Riset yang sama juga menemukan bukti 18 ulama meninggal dunia di tahanan atau tidak lama setelah ditahan. Tiongkok menampik tuduhan melakukan penangkapan paksa, hingga kekerasan terhadap para ulama.
Penahanan, kata mereka dilakukan dalam rangka program pembinaan terhadap ulama di Xinjiang, supaya mereka berperan aktif menumpas ekstremisme di kalangan Uighur dan minoritas Muslim lain.
RI Berikan Perhatian Khusus
Pemerintah Tiongkok mengklaim, saat ini mereka lagi aktif melakukan program deradikalisasi yang bertujuan untuk menekan penyebaran ekstremisme agama, serta menyumbang upaya deradikalisasi global.
“Xinjiang menikmati kebebasan agama yang belum pernah terjadi sebelumnya. Upaya deradikalisasi secara efektif menekan penyebaran ekstremisme agama dan menyumbang deradikalisasi global,” kata salah satu juru bicara negara setempat seperti dikutip sumber yang sama.

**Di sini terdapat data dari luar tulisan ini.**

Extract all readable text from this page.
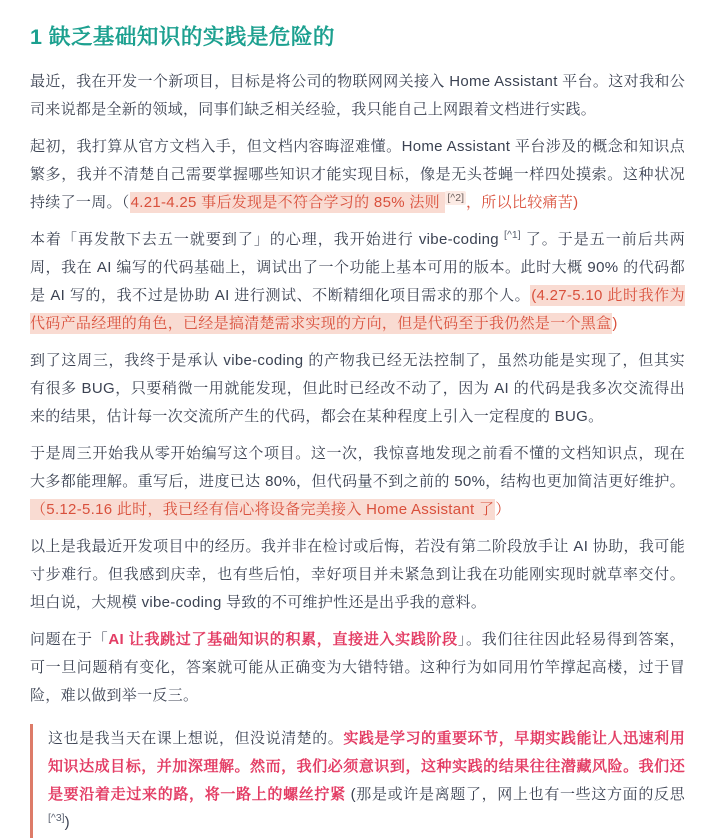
1 缺乏基础知识的实践是危险的

最近，我在开发一个新项目，目标是将公司的物联网网关接入 Home Assistant 平台。这对我和公司来说都是全新的领域，同事们缺乏相关经验，我只能自己上网跟着文档进行实践。

起初，我打算从官方文档入手，但文档内容晦涩难懂。Home Assistant 平台涉及的概念和知识点繁多，我并不清楚自己需要掌握哪些知识才能实现目标，像是无头苍蝇一样四处摸索。这种状况持续了一周。（4.21-4.25 事后发现是不符合学习的 85% 法则 [^2] ，所以比较痛苦)

本着「再发散下去五一就要到了」的心理，我开始进行 vibe-coding [^1] 了。于是五一前后共两周，我在 AI 编写的代码基础上，调试出了一个功能上基本可用的版本。此时大概 90% 的代码都是 AI 写的，我不过是协助 AI 进行测试、不断精细化项目需求的那个人。(4.27-5.10 此时我作为代码产品经理的角色，已经是搞清楚需求实现的方向，但是代码至于我仍然是一个黑盒)

到了这周三，我终于是承认 vibe-coding 的产物我已经无法控制了，虽然功能是实现了，但其实有很多 BUG，只要稍微一用就能发现，但此时已经改不动了，因为 AI 的代码是我多次交流得出来的结果，估计每一次交流所产生的代码，都会在某种程度上引入一定程度的 BUG。

于是周三开始我从零开始编写这个项目。这一次，我惊喜地发现之前看不懂的文档知识点，现在大多都能理解。重写后，进度已达 80%，但代码量不到之前的 50%，结构也更加简洁更好维护。（5.12-5.16 此时，我已经有信心将设备完美接入 Home Assistant 了）

以上是我最近开发项目中的经历。我并非在检讨或后悔，若没有第二阶段放手让 AI 协助，我可能寸步难行。但我感到庆幸，也有些后怕，幸好项目并未紧急到让我在功能刚实现时就草率交付。坦白说，大规模 vibe-coding 导致的不可维护性还是出乎我的意料。

问题在于「AI 让我跳过了基础知识的积累，直接进入实践阶段」。我们往往因此轻易得到答案，可一旦问题稍有变化，答案就可能从正确变为大错特错。这种行为如同用竹竿撑起高楼，过于冒险，难以做到举一反三。

这也是我当天在课上想说，但没说清楚的。实践是学习的重要环节，早期实践能让人迅速利用知识达成目标，并加深理解。然而，我们必须意识到，这种实践的结果往往潜藏风险。我们还是要沿着走过来的路，将一路上的螺丝拧紧 (那是或许是离题了，网上也有一些这方面的反思 [^3])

Di sisi lain, konflik yang terjadi di Xinjiang merupakan salah satu masalah kemanusiaan yang kini menjadi perhatian dunia internasional. Tiongkok diduga menahan lebih dari satu juta Muslim Uighur dan Muslim lain di Xinjiang, kawasan di barat daya China dengan penduduk mayoritas Islam. Secara etnis mereka berasal dari bangsa Turk.
Pemerintah setempat juga dituduh melakukan pelanggaran hak asasi manusia di kawasan itu termasuk dengan menerapkan kerja paksa sterilisasi dan pemerkosaan. Banyak juga dari mereka yang dipenjara di dalam sebuah kamp untuk waktu yang tak terbatas, tanpa adanya dakwaan secara hukum.
Juru Bicara Kementerian Luar Negeri, Teuku Faizasyah menegaskan selama ini Indonesia aktif melakukan komunikasi kepada Tiongkok untuk meminta penjelasan terkait dugaan kekerasan terhadap etnis dan agama yang terjadi di Xianjiang.
Meski, hingga kini Tiongkok belum memberikan pernyataan yang jelas mengenai kondisi yang terjadi sebenarnya di sana, termasuk kabar adanya perbuatan sewenang-wenang terhadap para ulama setempat yang kini sedang menjadi sorotan.
“Mengenai perkembangan masalah terkait kehidupan beragama di salah satu wilayah Tiongkok dan atas adanya pemberitaan yang menyebutkan perbuatan tidak sepatutnya pada komunitas tertentu, pemerintah Indonesia dalam berbagai kesempatan sudah melakukan pembicaraan bilateral secara langsung kepada Tiongkok,” terang Faizasyah melalui sambungan telepon kepada Asumsi.co, Minggu (16/5/21).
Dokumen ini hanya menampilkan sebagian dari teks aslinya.